- Born: February 12, 1927 New York City, United States
- Died: October 28, 2010 (aged 82) Silver Spring, Maryland, United States
- Education: Rutgers University
- Known for: natural substances identification, bioanalytical chromatography and mass spectrometry
- Scientific career
- Fields: Chemistry
- Workplaces: National Institutes of Health
- Doctoral advisor: Roderick Barnes

= Henry M. Fales =

Henry M. Fales (February 12, 1927, New York, NY – October 28, 2010, Silver Spring, MD) was an American organic chemist and mass spectrometrist. He authored and co-authored over 350 scientific publications on natural substances and biochemistry.

==Academic career==
Fales obtained his PhD from Rutgers University. He worked at the National Heart, Lung, and Blood Institute of the National Institutes of Health in Bethesda, Maryland, since 1954, first as Chief of the Laboratory of Biophysical Chemistry and later as Chief of the Laboratory of Applied Mass Spectrometry.
Under his direction, the Laboratory of Chemistry in NHLBI became a world-renowned center for structural chemistry during the 1960s, integrating nmr, x-ray crystallography and mass spectrometry. Fales and coworkers also began a reference library of molecular weights which was incorporated into the Merck Index.

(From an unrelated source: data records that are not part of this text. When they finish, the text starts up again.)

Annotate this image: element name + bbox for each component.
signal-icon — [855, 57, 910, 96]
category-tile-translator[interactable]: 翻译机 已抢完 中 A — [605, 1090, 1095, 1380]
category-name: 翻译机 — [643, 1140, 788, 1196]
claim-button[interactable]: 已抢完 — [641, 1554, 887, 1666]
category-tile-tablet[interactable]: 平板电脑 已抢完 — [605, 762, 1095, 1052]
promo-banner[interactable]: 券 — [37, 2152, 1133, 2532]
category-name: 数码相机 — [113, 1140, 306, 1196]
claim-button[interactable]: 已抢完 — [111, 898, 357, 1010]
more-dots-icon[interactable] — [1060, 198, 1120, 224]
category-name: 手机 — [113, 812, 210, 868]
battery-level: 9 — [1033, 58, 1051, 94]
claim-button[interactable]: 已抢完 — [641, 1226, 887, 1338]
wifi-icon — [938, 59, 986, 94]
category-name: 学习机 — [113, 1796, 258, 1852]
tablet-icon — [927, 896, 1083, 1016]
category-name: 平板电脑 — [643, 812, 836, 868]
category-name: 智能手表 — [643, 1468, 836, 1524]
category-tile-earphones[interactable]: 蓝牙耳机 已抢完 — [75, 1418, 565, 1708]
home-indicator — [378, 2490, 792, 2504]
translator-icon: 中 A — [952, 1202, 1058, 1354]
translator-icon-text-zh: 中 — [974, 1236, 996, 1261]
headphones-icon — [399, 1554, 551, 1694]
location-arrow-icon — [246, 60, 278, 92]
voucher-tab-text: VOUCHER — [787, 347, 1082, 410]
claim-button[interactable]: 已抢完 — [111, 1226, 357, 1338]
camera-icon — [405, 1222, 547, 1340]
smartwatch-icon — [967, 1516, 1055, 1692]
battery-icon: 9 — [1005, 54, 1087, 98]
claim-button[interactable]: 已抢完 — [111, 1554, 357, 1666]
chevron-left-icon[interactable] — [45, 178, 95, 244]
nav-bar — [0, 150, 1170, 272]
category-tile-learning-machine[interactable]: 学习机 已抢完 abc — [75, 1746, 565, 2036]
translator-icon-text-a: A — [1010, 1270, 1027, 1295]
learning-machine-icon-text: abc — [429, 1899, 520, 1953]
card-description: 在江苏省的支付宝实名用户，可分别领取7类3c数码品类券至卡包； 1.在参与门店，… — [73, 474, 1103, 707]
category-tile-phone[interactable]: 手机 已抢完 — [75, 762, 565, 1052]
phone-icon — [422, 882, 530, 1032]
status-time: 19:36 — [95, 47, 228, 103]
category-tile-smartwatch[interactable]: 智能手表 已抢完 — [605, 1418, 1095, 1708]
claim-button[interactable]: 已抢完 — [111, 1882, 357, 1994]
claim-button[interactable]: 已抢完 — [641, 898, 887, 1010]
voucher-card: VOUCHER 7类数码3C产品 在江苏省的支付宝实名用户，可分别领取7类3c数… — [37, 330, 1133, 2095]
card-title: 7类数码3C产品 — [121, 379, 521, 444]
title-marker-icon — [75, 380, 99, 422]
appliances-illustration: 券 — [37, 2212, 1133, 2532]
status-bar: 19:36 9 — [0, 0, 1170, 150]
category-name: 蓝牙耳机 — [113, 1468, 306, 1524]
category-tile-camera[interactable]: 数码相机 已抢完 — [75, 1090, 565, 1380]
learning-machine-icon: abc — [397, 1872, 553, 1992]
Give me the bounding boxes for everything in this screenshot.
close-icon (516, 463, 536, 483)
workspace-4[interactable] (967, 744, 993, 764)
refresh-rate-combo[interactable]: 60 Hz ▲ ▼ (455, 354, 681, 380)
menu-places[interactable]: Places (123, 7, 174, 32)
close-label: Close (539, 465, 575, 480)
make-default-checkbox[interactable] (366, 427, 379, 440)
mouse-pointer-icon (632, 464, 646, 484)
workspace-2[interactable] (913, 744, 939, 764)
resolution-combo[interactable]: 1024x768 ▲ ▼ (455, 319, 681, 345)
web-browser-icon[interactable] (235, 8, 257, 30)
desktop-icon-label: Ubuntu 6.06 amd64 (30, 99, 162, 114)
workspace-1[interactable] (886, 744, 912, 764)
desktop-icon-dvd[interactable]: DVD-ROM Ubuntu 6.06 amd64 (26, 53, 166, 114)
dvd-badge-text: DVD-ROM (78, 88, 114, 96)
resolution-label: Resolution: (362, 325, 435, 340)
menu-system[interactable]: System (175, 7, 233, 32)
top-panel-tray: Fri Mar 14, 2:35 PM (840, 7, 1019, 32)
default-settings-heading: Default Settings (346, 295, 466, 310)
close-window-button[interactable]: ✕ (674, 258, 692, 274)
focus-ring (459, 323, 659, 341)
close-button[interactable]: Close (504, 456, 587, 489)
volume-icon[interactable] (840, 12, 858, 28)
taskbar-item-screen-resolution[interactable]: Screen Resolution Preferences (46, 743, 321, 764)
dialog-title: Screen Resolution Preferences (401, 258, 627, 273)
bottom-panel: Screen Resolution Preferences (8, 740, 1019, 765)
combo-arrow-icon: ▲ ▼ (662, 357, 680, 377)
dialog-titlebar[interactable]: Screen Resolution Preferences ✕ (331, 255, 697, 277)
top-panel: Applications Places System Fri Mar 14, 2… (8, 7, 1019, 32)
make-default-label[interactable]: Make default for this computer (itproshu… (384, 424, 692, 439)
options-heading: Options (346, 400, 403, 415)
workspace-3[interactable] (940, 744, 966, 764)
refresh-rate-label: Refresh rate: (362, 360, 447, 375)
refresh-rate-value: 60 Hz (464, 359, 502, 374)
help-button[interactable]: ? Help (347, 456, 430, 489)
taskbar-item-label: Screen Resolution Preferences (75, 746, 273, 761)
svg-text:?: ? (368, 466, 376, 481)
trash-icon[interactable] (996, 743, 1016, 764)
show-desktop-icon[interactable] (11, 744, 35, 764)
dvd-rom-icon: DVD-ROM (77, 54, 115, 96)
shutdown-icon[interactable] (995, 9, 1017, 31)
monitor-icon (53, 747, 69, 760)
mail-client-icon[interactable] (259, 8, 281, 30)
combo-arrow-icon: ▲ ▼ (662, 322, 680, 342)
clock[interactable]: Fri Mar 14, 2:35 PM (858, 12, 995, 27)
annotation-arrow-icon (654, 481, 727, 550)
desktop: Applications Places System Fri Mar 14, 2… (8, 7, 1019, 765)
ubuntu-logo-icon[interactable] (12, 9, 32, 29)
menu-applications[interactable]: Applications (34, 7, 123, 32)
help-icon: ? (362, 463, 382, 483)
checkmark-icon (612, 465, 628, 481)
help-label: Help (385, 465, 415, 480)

He served on the editorial boards for the Journal of Mass Spectrometry, the Journal of the American Society for Mass Spectrometry, Analytical Chemistry and Bioanalytical Chemistry. He served on the advisory panel on Chemistry of the National Science Foundation. H. M. Fales held several functions in the board of directors of the American Society for Mass Spectrometry including president.

==Awards==
Fales received several awards including Chromatographer of the Year of the Washington Chromatography Discussion Group (1973), DHEW Superior Service Awards (1973, 1986), the Hillebrand Prize from the Chemical Society of Washington in 1977, and a Professional Service Award of Alpha Chi Sigma, Washington, D.C. (1988).